Collaborative decision making
All clinicians recognize the primacy of patient autonomy.14 Competent patients have the right to select the course of care that they believe is optimal. When a patient decides to continue her pregnancy past 41 weeks, it is helpful to endorse respect for the decision and inquire about the patient’s reasons for continuing the pregnancy. Understanding the patient’s concerns may begin a conversation that will result in the patient accepting a plan for induction near 41 weeks’ gestation. If the patient insists on expectant management well beyond 41 weeks, the medical record should contain a summary of the clinician recommendation to induce labor at or before 41 weeks’ gestation and the patient’s preference for expectant management and her understanding of the decision’s risks.

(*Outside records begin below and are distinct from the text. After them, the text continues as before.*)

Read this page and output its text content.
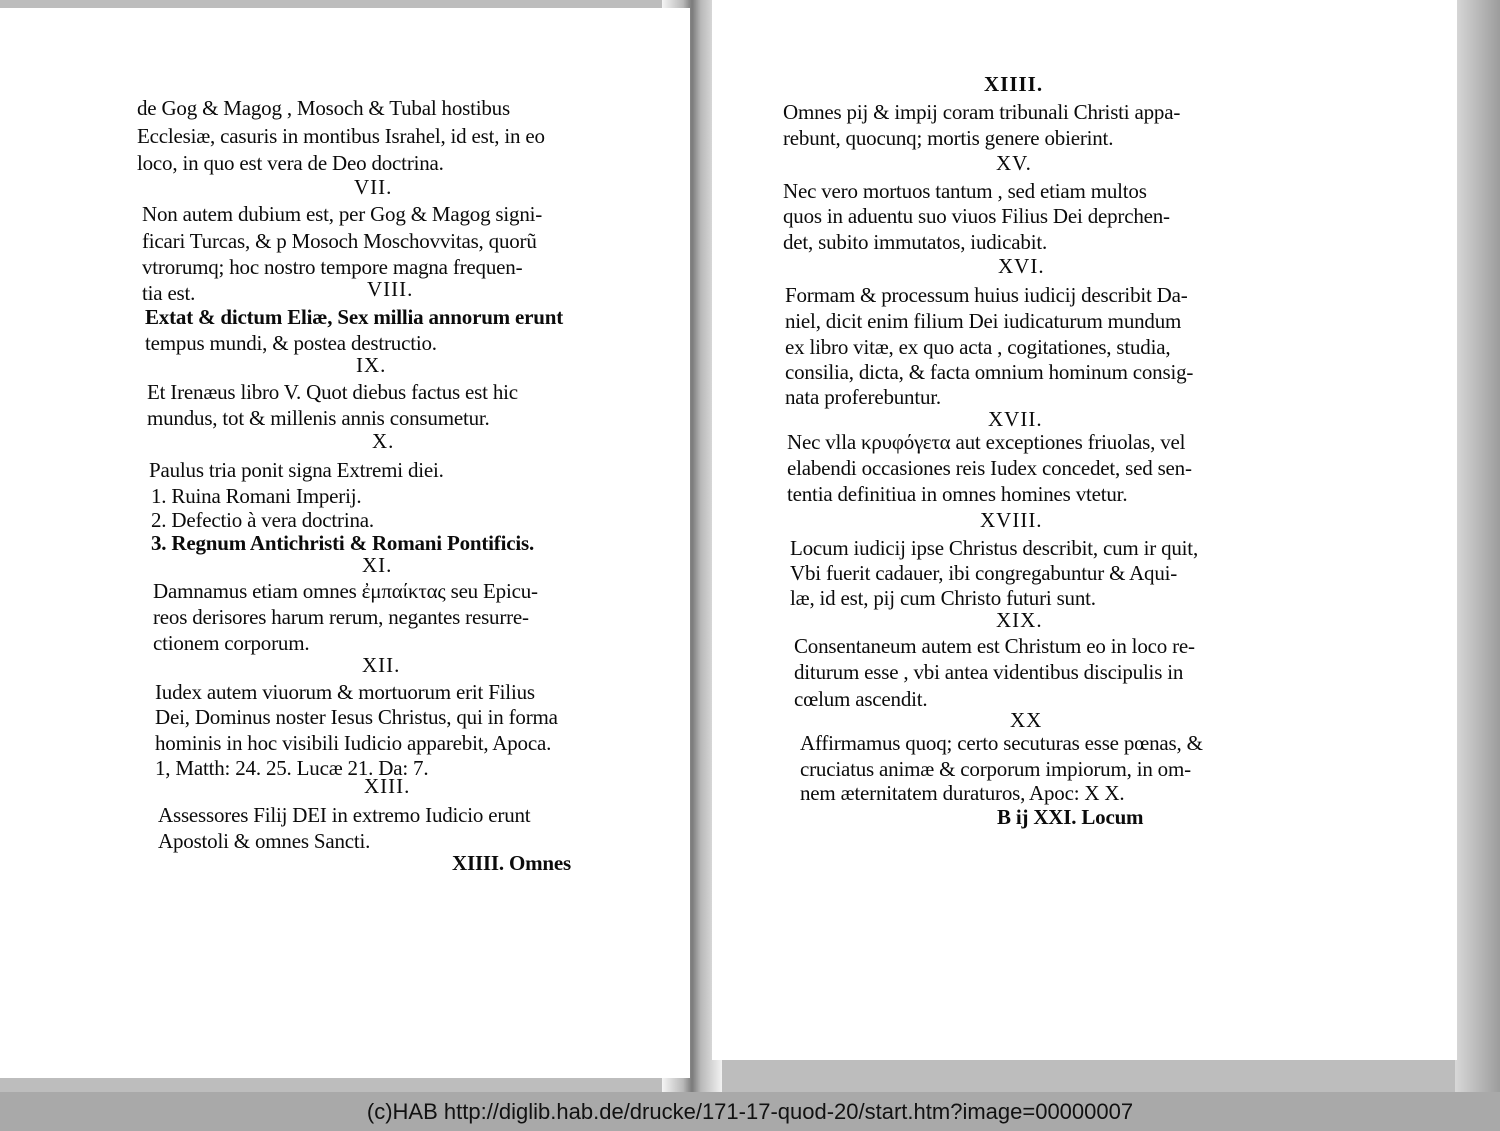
de Gog & Magog , Mosoch & Tubal hostibus
Ecclesiæ, casuris in montibus Israhel, id est, in eo
loco, in quo est vera de Deo doctrina.
VII.
Non autem dubium est, per Gog & Magog signi-
ficari Turcas, & p Mosoch Moschovvitas, quorũ
vtrorumq; hoc nostro tempore magna frequen-
tia est.	VIII.
Extat & dictum Eliæ, Sex millia annorum erunt
tempus mundi, & postea destructio.
IX.
Et Irenæus libro V. Quot diebus factus est hic
mundus, tot & millenis annis consumetur.
X.
Paulus tria ponit signa Extremi diei.
1. Ruina Romani Imperij.
2. Defectio à vera doctrina.
3. Regnum Antichristi & Romani Pontificis.
XI.
Damnamus etiam omnes ἐμπαίκτας seu Epicu-
reos derisores harum rerum, negantes resurre-
ctionem corporum.
XII.
Iudex autem viuorum & mortuorum erit Filius
Dei, Dominus noster Iesus Christus, qui in forma
hominis in hoc visibili Iudicio apparebit, Apoca.
1, Matth: 24. 25. Lucæ 21. Da: 7.
XIII.
Assessores Filij DEI in extremo Iudicio erunt
Apostoli & omnes Sancti.
XIIII. Omnes
XIIII.
Omnes pij & impij coram tribunali Christi appa-
rebunt, quocunq; mortis genere obierint.
XV.
Nec vero mortuos tantum , sed etiam multos
quos in aduentu suo viuos Filius Dei deprchen-
det, subito immutatos, iudicabit.
XVI.
Formam & processum huius iudicij describit Da-
niel, dicit enim filium Dei iudicaturum mundum
ex libro vitæ, ex quo acta , cogitationes, studia,
consilia, dicta, & facta omnium hominum consig-
nata proferebuntur.
XVII.
Nec vlla κρυφόγετα aut exceptiones friuolas, vel
elabendi occasiones reis Iudex concedet, sed sen-
tentia definitiua in omnes homines vtetur.
XVIII.
Locum iudicij ipse Christus describit, cum ir quit,
Vbi fuerit cadauer, ibi congregabuntur & Aqui-
læ, id est, pij cum Christo futuri sunt.
XIX.
Consentaneum autem est Christum eo in loco re-
diturum esse , vbi antea videntibus discipulis in
cœlum ascendit.
XX
Affirmamus quoq; certo secuturas esse pœnas, &
cruciatus animæ & corporum impiorum, in om-
nem æternitatem duraturos, Apoc: X X.
B ij XXI. Locum
(c)HAB http://diglib.hab.de/drucke/171-17-quod-20/start.htm?image=00000007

Obstetricians and midwives constantly face the challenge of balancing the desire to avoid meddlesome interference in a pregnancy with the need to act to prevent adverse pregnancy outcomes. The challenge is daunting. A comprehensive meta-analysis of the benefit of induction of labor at or beyond term, estimated that 426 inductions would need to be initiated to prevent one perinatal death.2 From one perspective it is meddlesome to intervene on more than 400 women to prevent one perinatal death. However, substantial data indicate that expectant management of a well-dated pregnancy at 41 weeks’ gestation will result in adverse outcomes that likely could be prevented by induction of labor. If you ran an airline and could take an action to prevent one airplane crash for every 400 flights, you would likely move heaven and earth to try to prevent that disaster. Unless the patient strongly prefers expectant management, well-managed induction of labor at or before 41 weeks’ gestation is likely to reduce the rate of adverse pregnancy events and, hence, is warranted.